John Sealy School of Medicine, University of Texas Medical Branch, 301 University Blvd., Galveston, TX, USA.
Department of Pathology, University of Texas Medical Branch, 301 University Blvd., Galveston, TX, USA.
Cardiovasc Pathol. 2024 Sep-Oct;72:107661. doi: 10.1016/j.carpath.2024.107661. Epub 2024 May 25.
The epidemic caused by the Severe Acute Respiratory Syndrome Coronavirus 2 (SARS-CoV-2) has had a significant global impact, especially on immunosuppressed populations such as heart transplant recipients. While SARS-CoV-2 initially infects the respiratory system, cardiovascular complications induced by coronavirus disease 2019 (COVID-19) include cardiac arrest, myocardial infarction, heart failure, myocarditis, arrhythmia, acute myocyte injury, thrombotic events, and cardiogenic shock. Here, we present a case of a 45-year-old African American male who tested positive for COVID-19 infection six months after receiving a heart transplant. The patient was asymptomatic initially, but two weeks later he developed dyspnea, early satiety, and abdominal bloating. The patient was admitted to the hospital for acute renal failure and subsequently diagnosed with moderate acute T cell-mediated allograft rejection (Grade 2R) by endomyocardial biopsy. Three months after testing positive for COVID-19, the patient suffered a sudden cardiac death. At autopsy, the epicardium was diffusely edematous and showed vascular congestion. The coronary arteries showed a striking concentric narrowing of lumens and diffusely thickened arterial walls of all major extramural arteries deemed consistent with a rapidly progressive form of cardiac allograft vasculopathy (CAV). SARS-CoV-2 nucleocapsid protein was localized by immunohistochemistry (IHC) in endothelial cells of venules and capillaries within the epicardium. Our localization of SARS-CoV-2 in coronary vessel endothelial cells by IHC suggests that endothelial cell infection, endotheliitis, and immune-related inflammation may be a primary mechanism of vascular injury. The present case represents an early onset rapidly progressive form of CAV. This case may be the first case of post-transplant arteriopathy occurring in such a short time that includes corresponding autopsy, surgical pathology, and IHC data.

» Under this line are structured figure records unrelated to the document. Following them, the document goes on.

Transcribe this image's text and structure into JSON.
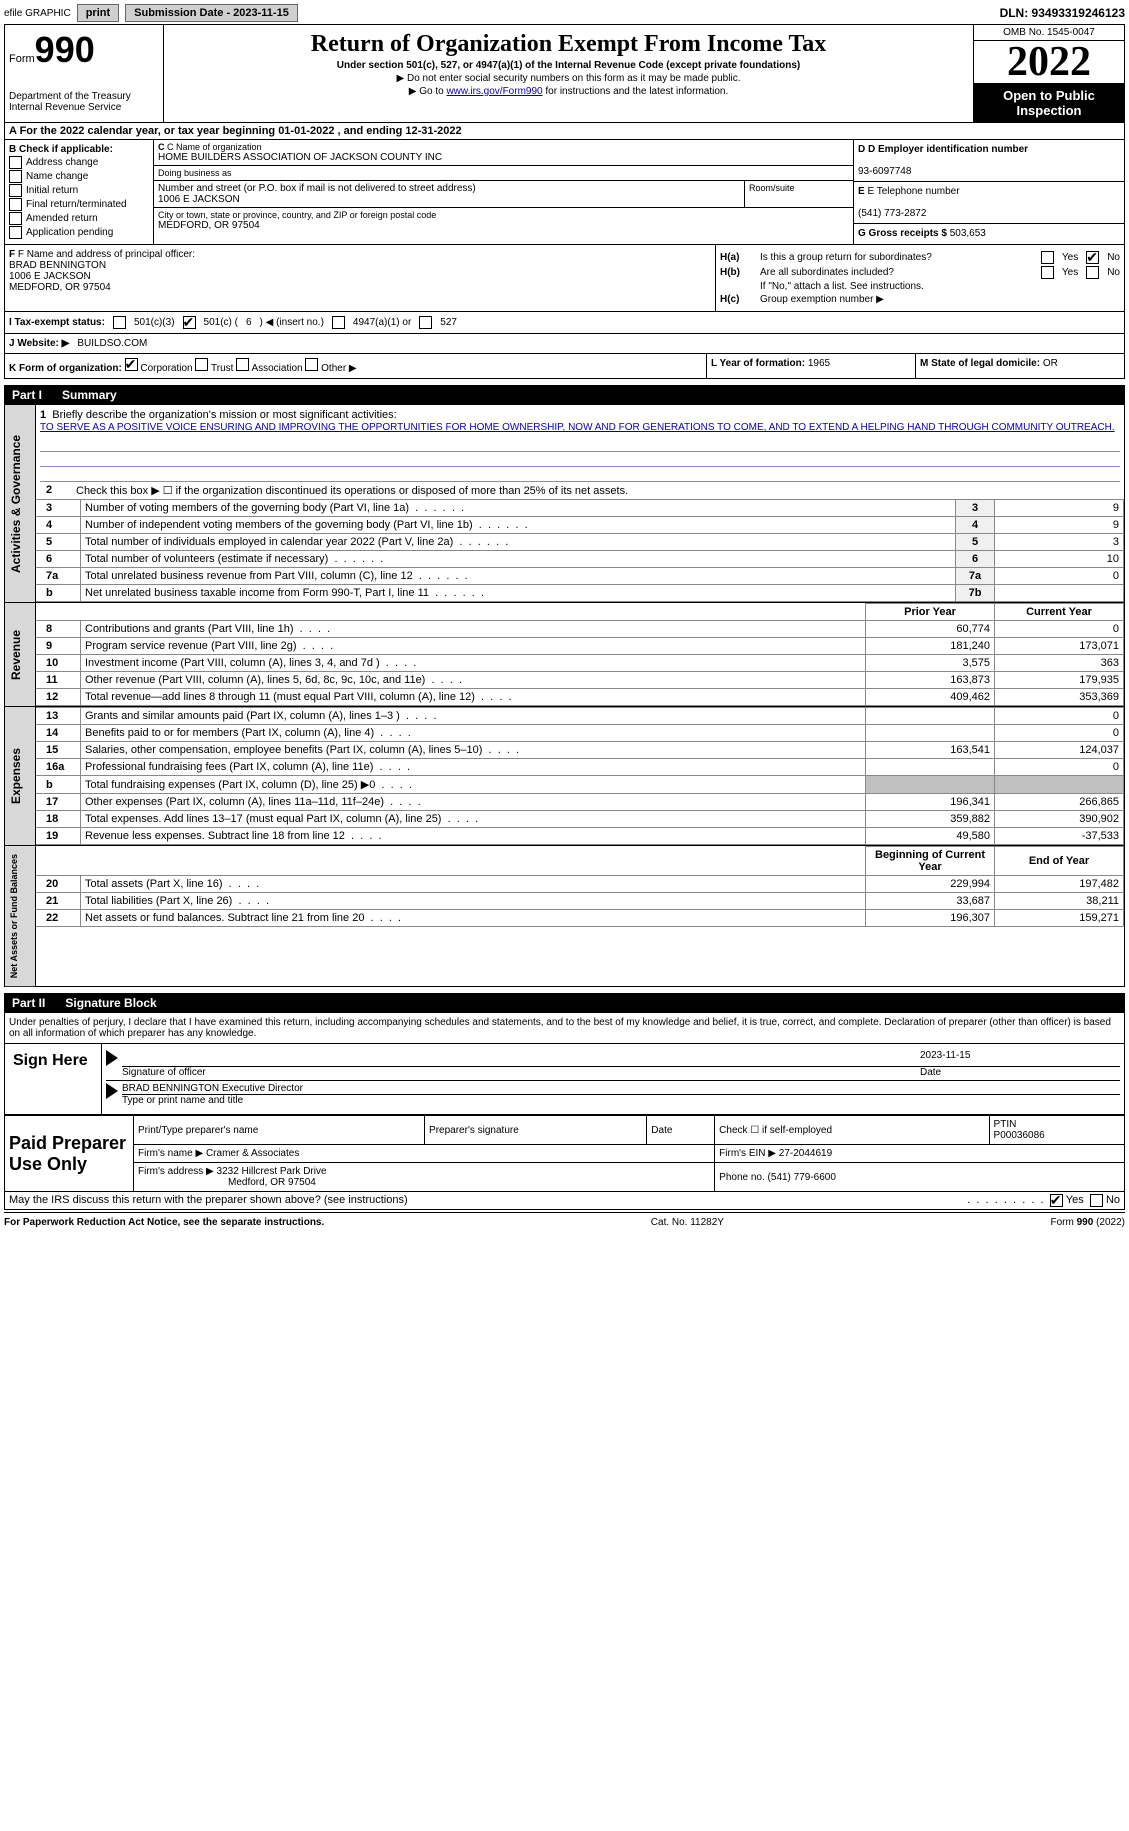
{
  "topbar": {
    "efile": "efile GRAPHIC",
    "print": "print",
    "sub_label": "Submission Date - 2023-11-15",
    "dln": "DLN: 93493319246123"
  },
  "header": {
    "form_label": "Form",
    "form_num": "990",
    "dept": "Department of the Treasury\nInternal Revenue Service",
    "title": "Return of Organization Exempt From Income Tax",
    "sub1": "Under section 501(c), 527, or 4947(a)(1) of the Internal Revenue Code (except private foundations)",
    "sub2": "▶ Do not enter social security numbers on this form as it may be made public.",
    "sub3_pre": "▶ Go to ",
    "sub3_link": "www.irs.gov/Form990",
    "sub3_post": " for instructions and the latest information.",
    "omb": "OMB No. 1545-0047",
    "year": "2022",
    "inspect": "Open to Public Inspection"
  },
  "row_a": "A For the 2022 calendar year, or tax year beginning 01-01-2022    , and ending 12-31-2022",
  "col_b": {
    "hdr": "B Check if applicable:",
    "items": [
      "Address change",
      "Name change",
      "Initial return",
      "Final return/terminated",
      "Amended return",
      "Application pending"
    ]
  },
  "col_c": {
    "name_lbl": "C Name of organization",
    "name": "HOME BUILDERS ASSOCIATION OF JACKSON COUNTY INC",
    "dba_lbl": "Doing business as",
    "dba": "",
    "addr_lbl": "Number and street (or P.O. box if mail is not delivered to street address)",
    "addr": "1006 E JACKSON",
    "room_lbl": "Room/suite",
    "city_lbl": "City or town, state or province, country, and ZIP or foreign postal code",
    "city": "MEDFORD, OR  97504"
  },
  "col_de": {
    "d_lbl": "D Employer identification number",
    "d_val": "93-6097748",
    "e_lbl": "E Telephone number",
    "e_val": "(541) 773-2872",
    "g_lbl": "G Gross receipts $",
    "g_val": "503,653"
  },
  "col_f": {
    "lbl": "F Name and address of principal officer:",
    "name": "BRAD BENNINGTON",
    "addr1": "1006 E JACKSON",
    "addr2": "MEDFORD, OR  97504"
  },
  "col_h": {
    "a_lbl": "H(a)",
    "a_txt": "Is this a group return for subordinates?",
    "b_lbl": "H(b)",
    "b_txt": "Are all subordinates included?",
    "b_note": "If \"No,\" attach a list. See instructions.",
    "c_lbl": "H(c)",
    "c_txt": "Group exemption number ▶",
    "yes": "Yes",
    "no": "No"
  },
  "row_i": {
    "lbl": "I  Tax-exempt status:",
    "opt1": "501(c)(3)",
    "opt2_pre": "501(c) (",
    "opt2_num": "6",
    "opt2_post": ") ◀ (insert no.)",
    "opt3": "4947(a)(1) or",
    "opt4": "527"
  },
  "row_j": {
    "lbl": "J  Website: ▶",
    "val": "BUILDSO.COM"
  },
  "row_k": {
    "lbl": "K Form of organization:",
    "opts": [
      "Corporation",
      "Trust",
      "Association",
      "Other ▶"
    ],
    "l_lbl": "L Year of formation:",
    "l_val": "1965",
    "m_lbl": "M State of legal domicile:",
    "m_val": "OR"
  },
  "part1": {
    "hdr": "Part I",
    "title": "Summary",
    "vtab1": "Activities & Governance",
    "vtab2": "Revenue",
    "vtab3": "Expenses",
    "vtab4": "Net Assets or Fund Balances",
    "line1_lbl": "1",
    "line1_txt": "Briefly describe the organization's mission or most significant activities:",
    "line1_mission": "TO SERVE AS A POSITIVE VOICE ENSURING AND IMPROVING THE OPPORTUNITIES FOR HOME OWNERSHIP, NOW AND FOR GENERATIONS TO COME, AND TO EXTEND A HELPING HAND THROUGH COMMUNITY OUTREACH.",
    "line2_txt": "Check this box ▶ ☐ if the organization discontinued its operations or disposed of more than 25% of its net assets.",
    "lines_gov": [
      {
        "n": "3",
        "txt": "Number of voting members of the governing body (Part VI, line 1a)",
        "box": "3",
        "val": "9"
      },
      {
        "n": "4",
        "txt": "Number of independent voting members of the governing body (Part VI, line 1b)",
        "box": "4",
        "val": "9"
      },
      {
        "n": "5",
        "txt": "Total number of individuals employed in calendar year 2022 (Part V, line 2a)",
        "box": "5",
        "val": "3"
      },
      {
        "n": "6",
        "txt": "Total number of volunteers (estimate if necessary)",
        "box": "6",
        "val": "10"
      },
      {
        "n": "7a",
        "txt": "Total unrelated business revenue from Part VIII, column (C), line 12",
        "box": "7a",
        "val": "0"
      },
      {
        "n": "b",
        "txt": "Net unrelated business taxable income from Form 990-T, Part I, line 11",
        "box": "7b",
        "val": ""
      }
    ],
    "col_prior": "Prior Year",
    "col_current": "Current Year",
    "lines_rev": [
      {
        "n": "8",
        "txt": "Contributions and grants (Part VIII, line 1h)",
        "p": "60,774",
        "c": "0"
      },
      {
        "n": "9",
        "txt": "Program service revenue (Part VIII, line 2g)",
        "p": "181,240",
        "c": "173,071"
      },
      {
        "n": "10",
        "txt": "Investment income (Part VIII, column (A), lines 3, 4, and 7d )",
        "p": "3,575",
        "c": "363"
      },
      {
        "n": "11",
        "txt": "Other revenue (Part VIII, column (A), lines 5, 6d, 8c, 9c, 10c, and 11e)",
        "p": "163,873",
        "c": "179,935"
      },
      {
        "n": "12",
        "txt": "Total revenue—add lines 8 through 11 (must equal Part VIII, column (A), line 12)",
        "p": "409,462",
        "c": "353,369"
      }
    ],
    "lines_exp": [
      {
        "n": "13",
        "txt": "Grants and similar amounts paid (Part IX, column (A), lines 1–3 )",
        "p": "",
        "c": "0"
      },
      {
        "n": "14",
        "txt": "Benefits paid to or for members (Part IX, column (A), line 4)",
        "p": "",
        "c": "0"
      },
      {
        "n": "15",
        "txt": "Salaries, other compensation, employee benefits (Part IX, column (A), lines 5–10)",
        "p": "163,541",
        "c": "124,037"
      },
      {
        "n": "16a",
        "txt": "Professional fundraising fees (Part IX, column (A), line 11e)",
        "p": "",
        "c": "0"
      },
      {
        "n": "b",
        "txt": "Total fundraising expenses (Part IX, column (D), line 25) ▶0",
        "p": "shade",
        "c": "shade"
      },
      {
        "n": "17",
        "txt": "Other expenses (Part IX, column (A), lines 11a–11d, 11f–24e)",
        "p": "196,341",
        "c": "266,865"
      },
      {
        "n": "18",
        "txt": "Total expenses. Add lines 13–17 (must equal Part IX, column (A), line 25)",
        "p": "359,882",
        "c": "390,902"
      },
      {
        "n": "19",
        "txt": "Revenue less expenses. Subtract line 18 from line 12",
        "p": "49,580",
        "c": "-37,533"
      }
    ],
    "col_beg": "Beginning of Current Year",
    "col_end": "End of Year",
    "lines_net": [
      {
        "n": "20",
        "txt": "Total assets (Part X, line 16)",
        "p": "229,994",
        "c": "197,482"
      },
      {
        "n": "21",
        "txt": "Total liabilities (Part X, line 26)",
        "p": "33,687",
        "c": "38,211"
      },
      {
        "n": "22",
        "txt": "Net assets or fund balances. Subtract line 21 from line 20",
        "p": "196,307",
        "c": "159,271"
      }
    ]
  },
  "part2": {
    "hdr": "Part II",
    "title": "Signature Block",
    "penalty": "Under penalties of perjury, I declare that I have examined this return, including accompanying schedules and statements, and to the best of my knowledge and belief, it is true, correct, and complete. Declaration of preparer (other than officer) is based on all information of which preparer has any knowledge.",
    "sign_here": "Sign Here",
    "sig_officer": "Signature of officer",
    "sig_date_val": "2023-11-15",
    "sig_date": "Date",
    "sig_name": "BRAD BENNINGTON Executive Director",
    "sig_name_lbl": "Type or print name and title",
    "paid": "Paid Preparer Use Only",
    "prep_name_lbl": "Print/Type preparer's name",
    "prep_sig_lbl": "Preparer's signature",
    "prep_date_lbl": "Date",
    "prep_check": "Check ☐ if self-employed",
    "ptin_lbl": "PTIN",
    "ptin": "P00036086",
    "firm_name_lbl": "Firm's name    ▶",
    "firm_name": "Cramer & Associates",
    "firm_ein_lbl": "Firm's EIN ▶",
    "firm_ein": "27-2044619",
    "firm_addr_lbl": "Firm's address ▶",
    "firm_addr1": "3232 Hillcrest Park Drive",
    "firm_addr2": "Medford, OR  97504",
    "phone_lbl": "Phone no.",
    "phone": "(541) 779-6600",
    "discuss": "May the IRS discuss this return with the preparer shown above? (see instructions)",
    "discuss_yes": "Yes",
    "discuss_no": "No"
  },
  "footer": {
    "left": "For Paperwork Reduction Act Notice, see the separate instructions.",
    "mid": "Cat. No. 11282Y",
    "right": "Form 990 (2022)"
  }
}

严重急性呼吸综合征冠状病毒 2(SARS-CoV-2)引起的疫情对全球产生了重大影响,特别是对心脏移植受者等免疫抑制人群。虽然 SARS-CoV-2 最初感染呼吸系统,但由 2019 年冠状病毒病(COVID-19)引起的心血管并发症包括心脏骤停、心肌梗死、心力衰竭、心肌炎、心律失常、急性心肌损伤、血栓事件和心源性休克。在这里,我们报告了一例 45 岁的非裔美国男性,他在心脏移植后六个月检测出 COVID-19 感染呈阳性。患者最初无症状,但两周后出现呼吸困难、早饱和腹胀。患者因急性肾衰竭入院,随后通过心内膜心肌活检诊断为中度急性 T 细胞介导的同种异体移植排斥反应(2R 级)。COVID-19 检测呈阳性三个月后,患者发生心源性猝死。尸检时,心外膜弥漫性水肿,并显示血管充血。冠状动脉显示出明显的同心性管腔狭窄和所有主要外膜动脉弥漫性增厚的动脉壁,与快速进展型心脏同种异体移植血管病(CAV)一致。免疫组织化学(IHC)显示 SARS-CoV-2 核衣壳蛋白定位于心外膜静脉和毛细血管的内皮细胞内。我们通过 IHC 在冠状动脉内皮细胞中定位 SARS-CoV-2 表明内皮细胞感染、血管内皮炎和免疫相关炎症可能是血管损伤的主要机制。本病例代表一种早期发生的快速进展型 CAV。这种情况可能是首例在如此短的时间内发生的移植后动脉病,包括相应的尸检、外科病理学和 IHC 数据。